Now, some violations of the i.i.d assumption are acceptable. Indeed, interesting statistical problems are rarely designed in such a way as that all our samples are completely independent from one another, and quite a lot of statistics is about ways to quantify and account for structured non-independence (e.g. time series, and hierarchical models). However, in our case, there is no quantifiable structure to the dependence between our observations that we can encode into any statistical model. This is a problem because without independent, random samples from the target population, and no way to account for non-randomness, there is no mathematical framework to make inferences about the population the sample was drawn from. That is not to say that one can’t generalize results from a non-random sample to the population, but the generalization must be argued empirically, rather than being formalized mathematically. To put it another way, if we’ve not selected the programs we are evaluating randomly, any statistical tools we might apply can only give us information about our sample, we must argue the generalization of these to the wider population just as we have until now.

With this in mind, what can we practically do to compare our two compilers? One very clear option is to use resampling methods like the permutation test and bootstrapping. The permutation test, for example, will give us a likelihood that the difference in the performances of the compiler has arisen by chance, and bootstrapping could be used to give us estimates of confidence intervals of any statistics we might calculate. The limitation of these methods is that they are (in theory) only valid across the sample they are run across instead of the population as a whole. However, all of our existing methods already have to assume that our samples are representative of the population, so these resampling methods give us a way of quantifying this.

How could we improve this situation? From a purely statistical point of view, most of our difficulties arise from problems with sampling. There are several ways the problem of sampling could potentially be simplified with a suitable statistical model. Firstly, quite a lot of the problems with randomly generating programs are centered around the perceived requirement for the random programs to steer away from certain problem cases. Some of these restrictions might be loosened by accounting for the problem behaviors inside the statistical model, instead of trying to ensure they never occur in the first place. A simple example might be generating programs that don’t execute in a reasonable time. This is generally unfavorable. However, one can envisage a statistical model that accounts for programs taking longer to execute that a pre-specified time as their own category. Another way we might improve the situation is to take advantage of the rigid structure of dependence between related programs. Obviously solving this problem fully nullifies the need for statistics, but if the set of programs can be broken down into (potentially hierarchical) subsets, more advanced sampling strategies like stratified sampling might be usable, which may ease the burden of random sampling, though at the cost of complicating any statistical work. Finally, and most simply, if we are satisfied with assessing our compiler over a restricted set of programs, this can potentially significantly improve our situation.
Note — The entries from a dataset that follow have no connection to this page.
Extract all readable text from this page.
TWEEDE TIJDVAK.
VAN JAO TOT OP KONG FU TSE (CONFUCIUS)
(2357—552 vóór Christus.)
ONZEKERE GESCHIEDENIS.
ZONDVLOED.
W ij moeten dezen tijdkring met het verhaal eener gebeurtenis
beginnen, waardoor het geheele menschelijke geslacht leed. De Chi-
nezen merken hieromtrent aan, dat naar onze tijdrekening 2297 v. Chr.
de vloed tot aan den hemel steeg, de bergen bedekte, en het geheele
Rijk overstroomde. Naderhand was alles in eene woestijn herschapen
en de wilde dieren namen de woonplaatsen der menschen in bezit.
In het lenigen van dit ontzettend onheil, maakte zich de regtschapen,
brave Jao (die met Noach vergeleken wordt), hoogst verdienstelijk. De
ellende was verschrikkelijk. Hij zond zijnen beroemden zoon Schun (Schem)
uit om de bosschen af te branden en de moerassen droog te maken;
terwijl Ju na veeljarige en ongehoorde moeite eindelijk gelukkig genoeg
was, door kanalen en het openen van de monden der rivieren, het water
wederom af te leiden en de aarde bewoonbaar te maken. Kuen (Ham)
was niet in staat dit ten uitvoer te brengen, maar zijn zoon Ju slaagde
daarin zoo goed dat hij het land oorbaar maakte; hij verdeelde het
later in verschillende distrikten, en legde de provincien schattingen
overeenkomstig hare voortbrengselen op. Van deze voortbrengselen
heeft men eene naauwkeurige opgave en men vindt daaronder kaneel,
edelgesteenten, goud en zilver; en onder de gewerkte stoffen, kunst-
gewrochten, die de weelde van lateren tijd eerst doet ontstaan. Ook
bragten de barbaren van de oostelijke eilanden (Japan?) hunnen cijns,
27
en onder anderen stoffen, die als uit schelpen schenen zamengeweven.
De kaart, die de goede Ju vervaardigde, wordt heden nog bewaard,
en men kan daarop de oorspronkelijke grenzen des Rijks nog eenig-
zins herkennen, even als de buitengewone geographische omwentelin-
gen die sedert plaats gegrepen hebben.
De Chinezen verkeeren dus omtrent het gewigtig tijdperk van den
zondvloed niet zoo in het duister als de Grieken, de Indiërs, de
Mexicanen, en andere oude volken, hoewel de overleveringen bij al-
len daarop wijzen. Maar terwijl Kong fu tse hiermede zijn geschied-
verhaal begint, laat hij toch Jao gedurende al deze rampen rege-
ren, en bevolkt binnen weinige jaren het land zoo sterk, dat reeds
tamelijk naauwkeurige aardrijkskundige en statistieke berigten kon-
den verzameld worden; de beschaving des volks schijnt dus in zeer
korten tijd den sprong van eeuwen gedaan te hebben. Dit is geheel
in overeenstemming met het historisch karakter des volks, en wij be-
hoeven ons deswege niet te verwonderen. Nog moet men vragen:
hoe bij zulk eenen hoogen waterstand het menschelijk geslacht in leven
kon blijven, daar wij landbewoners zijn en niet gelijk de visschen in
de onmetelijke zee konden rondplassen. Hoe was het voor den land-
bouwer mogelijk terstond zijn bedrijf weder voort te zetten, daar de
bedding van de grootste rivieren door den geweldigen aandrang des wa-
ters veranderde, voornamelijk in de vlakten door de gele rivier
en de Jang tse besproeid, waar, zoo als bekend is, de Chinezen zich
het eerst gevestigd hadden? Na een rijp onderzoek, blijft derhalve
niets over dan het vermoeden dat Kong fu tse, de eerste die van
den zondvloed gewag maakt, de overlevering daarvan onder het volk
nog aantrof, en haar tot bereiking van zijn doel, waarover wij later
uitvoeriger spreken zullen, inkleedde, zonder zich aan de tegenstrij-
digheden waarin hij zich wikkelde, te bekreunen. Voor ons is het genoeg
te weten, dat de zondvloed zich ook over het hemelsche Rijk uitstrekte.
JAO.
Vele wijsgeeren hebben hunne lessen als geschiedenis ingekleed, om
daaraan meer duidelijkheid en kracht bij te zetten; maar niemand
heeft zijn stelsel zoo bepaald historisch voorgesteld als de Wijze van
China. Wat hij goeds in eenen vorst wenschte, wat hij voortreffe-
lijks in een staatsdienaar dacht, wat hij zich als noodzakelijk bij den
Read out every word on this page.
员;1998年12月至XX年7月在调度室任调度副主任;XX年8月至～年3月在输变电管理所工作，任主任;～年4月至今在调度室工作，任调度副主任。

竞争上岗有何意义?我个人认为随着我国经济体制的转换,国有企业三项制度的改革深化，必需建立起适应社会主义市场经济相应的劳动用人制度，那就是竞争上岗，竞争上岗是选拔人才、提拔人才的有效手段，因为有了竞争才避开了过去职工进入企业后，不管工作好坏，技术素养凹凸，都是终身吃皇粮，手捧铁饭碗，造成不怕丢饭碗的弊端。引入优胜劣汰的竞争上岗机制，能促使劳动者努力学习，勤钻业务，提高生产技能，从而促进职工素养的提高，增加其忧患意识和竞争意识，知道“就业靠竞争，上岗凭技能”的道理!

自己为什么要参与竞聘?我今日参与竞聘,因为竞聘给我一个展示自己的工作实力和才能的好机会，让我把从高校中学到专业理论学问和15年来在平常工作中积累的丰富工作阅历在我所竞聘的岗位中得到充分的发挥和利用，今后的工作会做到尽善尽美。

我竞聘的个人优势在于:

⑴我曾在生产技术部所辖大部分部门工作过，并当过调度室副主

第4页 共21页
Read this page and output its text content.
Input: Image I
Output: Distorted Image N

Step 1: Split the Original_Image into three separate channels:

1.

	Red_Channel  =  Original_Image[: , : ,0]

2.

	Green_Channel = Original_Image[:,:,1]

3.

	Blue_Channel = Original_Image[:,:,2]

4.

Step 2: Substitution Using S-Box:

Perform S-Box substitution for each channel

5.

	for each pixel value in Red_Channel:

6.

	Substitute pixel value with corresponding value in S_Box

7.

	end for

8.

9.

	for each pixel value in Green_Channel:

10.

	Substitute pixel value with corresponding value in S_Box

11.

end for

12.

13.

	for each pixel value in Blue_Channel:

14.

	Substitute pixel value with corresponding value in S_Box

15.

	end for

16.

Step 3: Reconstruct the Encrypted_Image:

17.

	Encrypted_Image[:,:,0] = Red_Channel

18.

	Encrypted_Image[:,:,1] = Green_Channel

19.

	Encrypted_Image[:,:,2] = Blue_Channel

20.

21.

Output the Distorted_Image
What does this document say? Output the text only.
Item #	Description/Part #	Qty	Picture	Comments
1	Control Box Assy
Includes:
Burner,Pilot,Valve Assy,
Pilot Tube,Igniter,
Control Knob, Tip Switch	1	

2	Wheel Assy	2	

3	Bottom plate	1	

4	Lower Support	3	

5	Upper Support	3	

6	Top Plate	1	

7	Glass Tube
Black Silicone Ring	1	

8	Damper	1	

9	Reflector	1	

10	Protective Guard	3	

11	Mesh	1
To summarize, comparing the performance of different compilers is problematic because our sample of either randomly generated or pre-selected programs do not conform to the requirements of classical statistics. An alternative, as long as one is sure that their sample of programs is indeed representative of the population of programs as a whole, is the use of resampling methods. If we wish to be able to overcome this problem and apply more powerful statistical methods, a significant improvement to the way we randomly generate programs will be needed. We propose several ways that statistical models might overcome several problems in random code generation.